Many animation presets include keyframes and expressions so that you can simply apply the animation preset to the layer to achieve a complex
animated result.

You work with keyframes and expressions in After Effects in one of two modes: layer bar mode or Graph Editor mode. Layer bar mode is the
default, which shows layers as duration bars, with keyframes and expressions aligned vertically with their properties in the Timeline panel. Graph
Editor mode does not show layer bars, and shows keyframes and expression results in value graphs or speed graphs. (See

The Graph Editor

.)

Keyframes

Keyframes are used to set parameters for motion, effects, audio, and many other properties, usually changing them over time. A keyframe marks
the point in time where you specify a value for a layer property, such as spatial position, opacity, or audio volume. Values between keyframes are
interpolated. When you use keyframes to create a change over time, you typically use at least two keyframes—one for the state at the beginning of
the change, and one for the new state at the end of the change. (See Set or add keyframes.)

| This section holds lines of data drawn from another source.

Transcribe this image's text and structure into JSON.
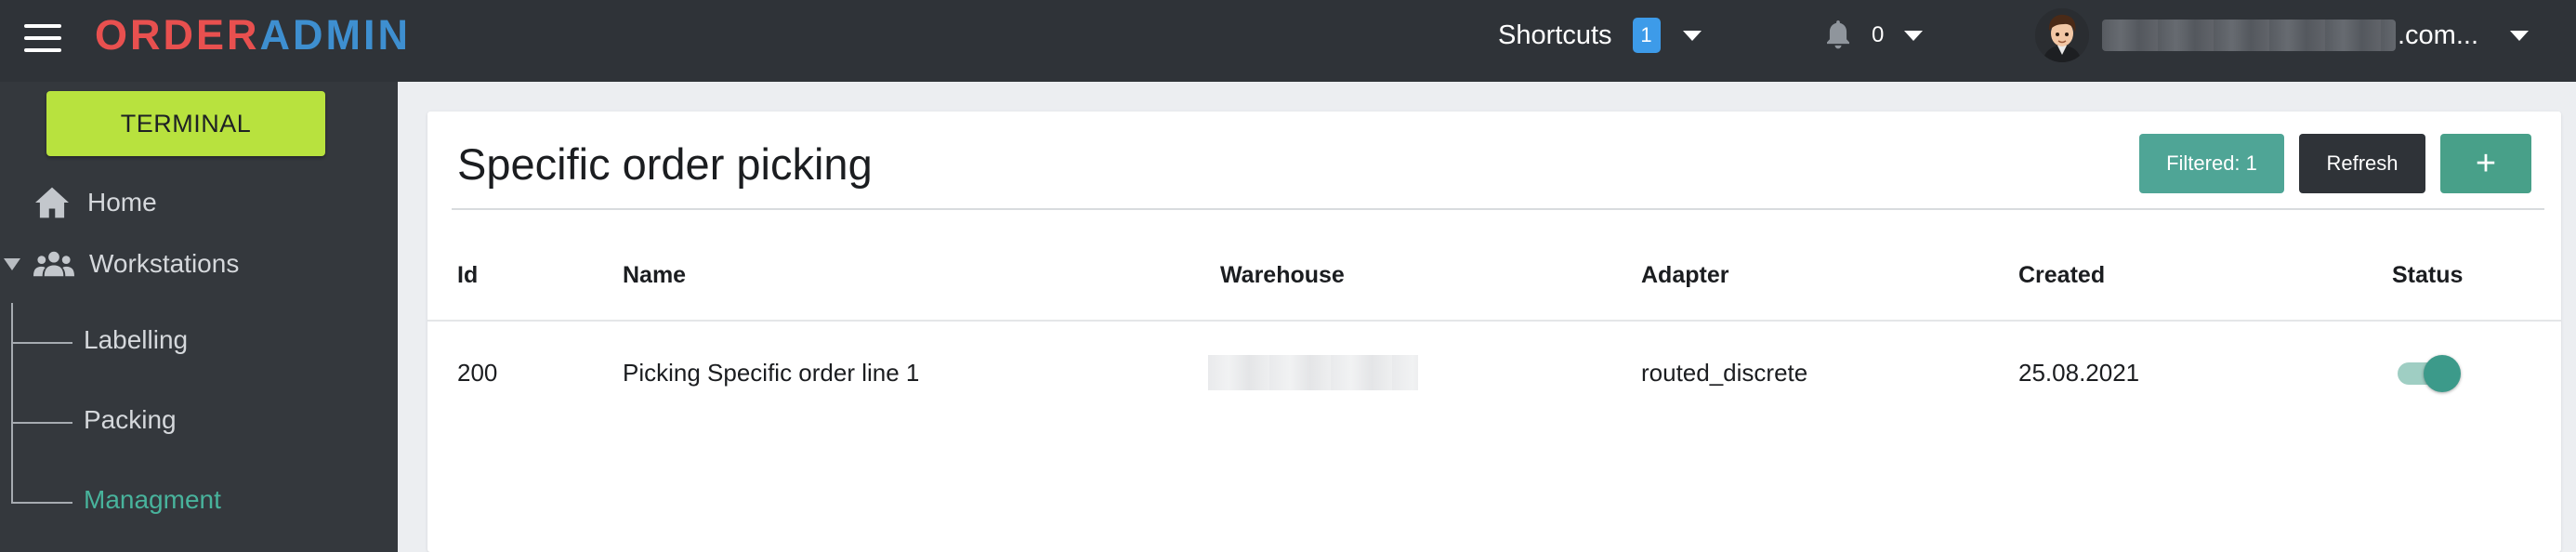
{
  "header": {
    "logo_part1": "ORDER",
    "logo_part2": "ADMIN",
    "shortcuts_label": "Shortcuts",
    "shortcuts_count": "1",
    "notifications_count": "0",
    "user_email_suffix": ".com..."
  },
  "sidebar": {
    "terminal_label": "TERMINAL",
    "home_label": "Home",
    "workstations_label": "Workstations",
    "sub_items": [
      "Labelling",
      "Packing",
      "Managment"
    ],
    "active_item": "Managment"
  },
  "page": {
    "title": "Specific order picking",
    "filter_button": "Filtered: 1",
    "refresh_button": "Refresh",
    "add_button": "+"
  },
  "table": {
    "columns": [
      "Id",
      "Name",
      "Warehouse",
      "Adapter",
      "Created",
      "Status"
    ],
    "rows": [
      {
        "id": "200",
        "name": "Picking Specific order line 1",
        "warehouse": "",
        "adapter": "routed_discrete",
        "created": "25.08.2021",
        "status_enabled": true
      }
    ]
  },
  "colors": {
    "topbar": "#2f3338",
    "sidebar": "#34383d",
    "terminal": "#b8e23e",
    "logo_red": "#e8504f",
    "logo_blue": "#3e8fd0",
    "accent_teal": "#4fa596",
    "badge_blue": "#3d9be9"
  },
  "icons": [
    "menu-icon",
    "bell-icon",
    "home-icon",
    "workstations-icon",
    "caret-down-icon",
    "avatar"
  ]
}
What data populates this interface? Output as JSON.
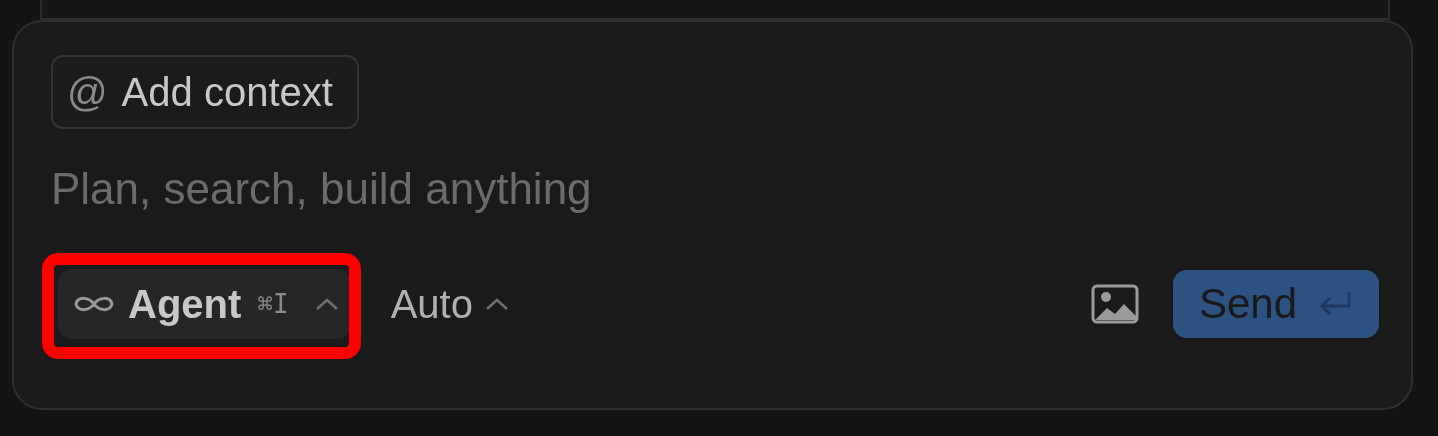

When the stopwatch is active for a specific property, After Effects automatically sets or changes a keyframe for the property at the current time
whenever you change the property value. When the stopwatch is inactive for a property, the property has no keyframes. If you change the value
for a layer property while the stopwatch is inactive, that value remains the same for the duration of the layer.

When Auto-keyframe mode is on, the stopwatch is activated automatically for a property when it’s modified. (See Auto-keyframe mode.)

If you deactivate the stopwatch, all keyframes for that layer property are deleted, and the constant value for the property becomes the value at the
current time. Don’t deactivate the stopwatch unless you’re sure that you want to permanently delete all of the keyframes for that property.

Change the keyframe icons in layer bar mode to numbers by choosing Use Keyframe Indices in the Timeline panel menu.